The Federal Reserve's current report estimates the amount of installment loans in this country as $1.3 trillion, and 60 percent is in outstanding auto loans. A bank may average a 2 percent default rate; in a bad economic climate, it may double. Nicewander's agency operates with six trucks, and it will repossess 300 cars in a good month. (In a bad one, he'll recover 100.)

Everyone assumes repossessions would be on the rise during a recession. None of the repo people Scene talked to reported a sharp spike. Bednar says her business is up 10 percent. Nationwide, it's down.

"When in a recession, one thinks the recovery industry would be busy," says Art Blanchette, past president of trade group American Recovery Association. "On the contrary. Banks are more apt to work with people when they aren't loaning money. No car loans, no cars to recover."

But the Cash for Clunkers program created a whole new wave of loan payments, many for people who didn't have one five months ago. The average car default happens after two years of payments. A tide is coming.
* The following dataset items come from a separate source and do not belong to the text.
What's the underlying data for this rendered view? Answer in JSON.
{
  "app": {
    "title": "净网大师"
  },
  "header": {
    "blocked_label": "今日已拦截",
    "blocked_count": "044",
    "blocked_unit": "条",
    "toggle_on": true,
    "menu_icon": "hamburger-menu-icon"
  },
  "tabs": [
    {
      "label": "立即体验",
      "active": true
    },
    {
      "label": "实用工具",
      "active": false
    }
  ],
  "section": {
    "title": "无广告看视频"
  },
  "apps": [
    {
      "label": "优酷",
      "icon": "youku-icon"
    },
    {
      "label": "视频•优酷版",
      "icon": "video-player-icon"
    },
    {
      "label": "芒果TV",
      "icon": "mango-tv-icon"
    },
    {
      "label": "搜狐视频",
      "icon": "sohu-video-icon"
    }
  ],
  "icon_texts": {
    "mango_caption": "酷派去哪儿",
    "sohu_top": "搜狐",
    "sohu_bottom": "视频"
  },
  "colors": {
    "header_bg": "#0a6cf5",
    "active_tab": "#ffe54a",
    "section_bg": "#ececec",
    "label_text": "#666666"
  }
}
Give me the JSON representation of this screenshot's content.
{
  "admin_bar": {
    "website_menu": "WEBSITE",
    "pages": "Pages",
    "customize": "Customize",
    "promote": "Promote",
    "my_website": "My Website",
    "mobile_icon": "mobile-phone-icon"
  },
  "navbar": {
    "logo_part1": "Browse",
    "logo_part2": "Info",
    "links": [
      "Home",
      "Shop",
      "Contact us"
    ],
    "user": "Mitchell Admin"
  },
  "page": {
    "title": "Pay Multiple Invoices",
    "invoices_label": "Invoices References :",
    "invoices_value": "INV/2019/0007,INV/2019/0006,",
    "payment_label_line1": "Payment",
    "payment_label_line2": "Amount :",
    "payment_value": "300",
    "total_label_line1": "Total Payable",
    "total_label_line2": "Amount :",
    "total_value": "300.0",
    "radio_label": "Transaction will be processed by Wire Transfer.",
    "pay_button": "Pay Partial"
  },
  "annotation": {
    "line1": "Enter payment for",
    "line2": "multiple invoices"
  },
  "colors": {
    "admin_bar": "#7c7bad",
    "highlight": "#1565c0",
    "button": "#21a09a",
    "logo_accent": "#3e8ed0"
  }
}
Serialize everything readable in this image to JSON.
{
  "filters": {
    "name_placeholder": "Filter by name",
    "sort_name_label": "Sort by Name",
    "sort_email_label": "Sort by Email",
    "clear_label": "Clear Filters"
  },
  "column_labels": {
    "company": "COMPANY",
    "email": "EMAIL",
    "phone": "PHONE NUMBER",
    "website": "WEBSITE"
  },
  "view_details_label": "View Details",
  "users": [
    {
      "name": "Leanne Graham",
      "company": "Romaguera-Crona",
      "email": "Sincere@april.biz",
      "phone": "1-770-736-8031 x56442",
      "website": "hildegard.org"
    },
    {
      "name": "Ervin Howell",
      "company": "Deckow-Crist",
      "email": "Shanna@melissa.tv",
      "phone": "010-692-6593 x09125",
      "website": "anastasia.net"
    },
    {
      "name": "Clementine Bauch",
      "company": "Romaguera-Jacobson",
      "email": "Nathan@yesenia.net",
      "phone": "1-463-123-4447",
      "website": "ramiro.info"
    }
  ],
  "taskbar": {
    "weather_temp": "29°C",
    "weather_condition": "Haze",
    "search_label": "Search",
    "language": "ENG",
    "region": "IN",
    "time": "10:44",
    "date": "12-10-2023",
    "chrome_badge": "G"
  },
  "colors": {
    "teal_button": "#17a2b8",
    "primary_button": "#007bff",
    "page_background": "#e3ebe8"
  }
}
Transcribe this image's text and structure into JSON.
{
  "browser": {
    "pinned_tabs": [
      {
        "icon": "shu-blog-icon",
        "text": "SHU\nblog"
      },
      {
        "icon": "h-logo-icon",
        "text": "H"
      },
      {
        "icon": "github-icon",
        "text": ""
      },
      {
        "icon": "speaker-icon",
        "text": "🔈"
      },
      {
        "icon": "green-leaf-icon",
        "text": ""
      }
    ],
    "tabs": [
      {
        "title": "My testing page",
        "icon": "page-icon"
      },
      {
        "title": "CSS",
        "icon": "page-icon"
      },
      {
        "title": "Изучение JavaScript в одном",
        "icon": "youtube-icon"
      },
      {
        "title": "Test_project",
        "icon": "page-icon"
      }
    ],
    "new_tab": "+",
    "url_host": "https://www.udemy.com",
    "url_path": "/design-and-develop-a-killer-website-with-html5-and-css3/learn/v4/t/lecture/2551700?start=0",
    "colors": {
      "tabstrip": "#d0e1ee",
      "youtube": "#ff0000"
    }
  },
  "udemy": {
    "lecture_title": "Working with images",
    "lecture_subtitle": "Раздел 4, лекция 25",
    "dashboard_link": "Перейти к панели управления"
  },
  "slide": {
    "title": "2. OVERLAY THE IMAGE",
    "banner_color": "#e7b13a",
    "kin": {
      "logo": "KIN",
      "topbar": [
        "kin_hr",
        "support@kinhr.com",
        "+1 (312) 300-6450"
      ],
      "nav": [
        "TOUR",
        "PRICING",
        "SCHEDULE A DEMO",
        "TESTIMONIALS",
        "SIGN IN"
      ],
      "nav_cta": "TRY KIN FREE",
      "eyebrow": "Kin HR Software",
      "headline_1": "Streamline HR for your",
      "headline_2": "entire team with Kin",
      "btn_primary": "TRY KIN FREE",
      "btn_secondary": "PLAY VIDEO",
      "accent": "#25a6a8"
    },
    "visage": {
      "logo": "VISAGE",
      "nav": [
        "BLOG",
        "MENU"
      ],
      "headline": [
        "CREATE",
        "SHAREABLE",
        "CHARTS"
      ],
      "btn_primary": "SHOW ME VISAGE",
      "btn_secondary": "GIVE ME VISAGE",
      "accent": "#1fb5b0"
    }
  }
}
This part of Southeast Massillon is a residential neighborhood where the sidewalks are broken and the shrubs overgrown. Larry drives past a house, loops around and slowly drives behind it, looking for an '01 Escort. No car. A full porch of neighbors take notice of the white guy driving a tow truck. "You've got eyeballs everywhere," says Larry, and moves on.

One agency owner estimates 60 percent of his repossessions come from low-income areas, 20-30 percent from middle-class areas and the rest from high-income areas. Under most circumstances, a lender pays the same for a repossessed Rolls as a Lumina, even though some recoveries are more involved than others.

Larry's boss doesn't allow him to carry a gun. And he's not tempted to carry one, anyway.

"I can," says Larry. "I usually don't. I don't have enough equity in my house to handle a lawsuit."

Ziebro echoes the same sentiment for his business, even when his agents are moving into the rougher parts of Cleveland. "A piece of collateral that has a $10,000 delinquency is not worth incurring a $500,000 lawsuit. There's always a more intelligent way to get a car."

Later, looking behind a house in a similarly distressed neighborhood, Larry will take only a flashlight with him. Some repo men prefer to carry a gun, especially the "Lone Ranger" types. Some say it's better to have one and not need it. Especially at 3 in the morning.

"You'll get killed," says the former freelancer. "Some dude catches you breaking into his shit at night, he don't know you're the repo guy."

The popularity of Operation Repo may be making such scenarios more likely — at any hour.

"When we arrive at a house, people are expecting a fight," says Bednar, Ziebro's business partner. "Assaults on our drivers have gone up."

"The show has really put our guys and the industry in harm's way," adds Ziebro. "If somebody's expecting a repo, they're waiting for a steroid-pumped person to show up at their door, and they're ready to charge them with pepper spray."

The show is attracting the wrong element to the business as well — guys who have seen it and think that bouncing people around and taking their car looks like swell fun. Says the pro-gun former freelancer, "Any dickhead with a tow truck can't be a repo guy."

Later that night in North Canton, Larry makes a second pass of the first house he visited. Now that the sun is down, the Cavalier is in the driveway. Larry lowers the wheel lift, backs up and zooms in. He raises the lift and puts on the strap.

"Now it's mine," he says, and heads for the house. Its owner answers the door and hands over the key.

When bills are mounting, a car loan is usually the easiest item to let slide. Larry understands. He says it's a no-brainer if you have to choose between the car and house.

"I feel bad that people are in the situation they are," says Larry. "I used to be in the position [thinking] 'Just pay your bills!' But if you've been in that position, you know how it is. This is a shitty job, because [a vehicle] is putting food on the family's table. It's a good job, it just sucks that I have a job where I'm taking something away from people."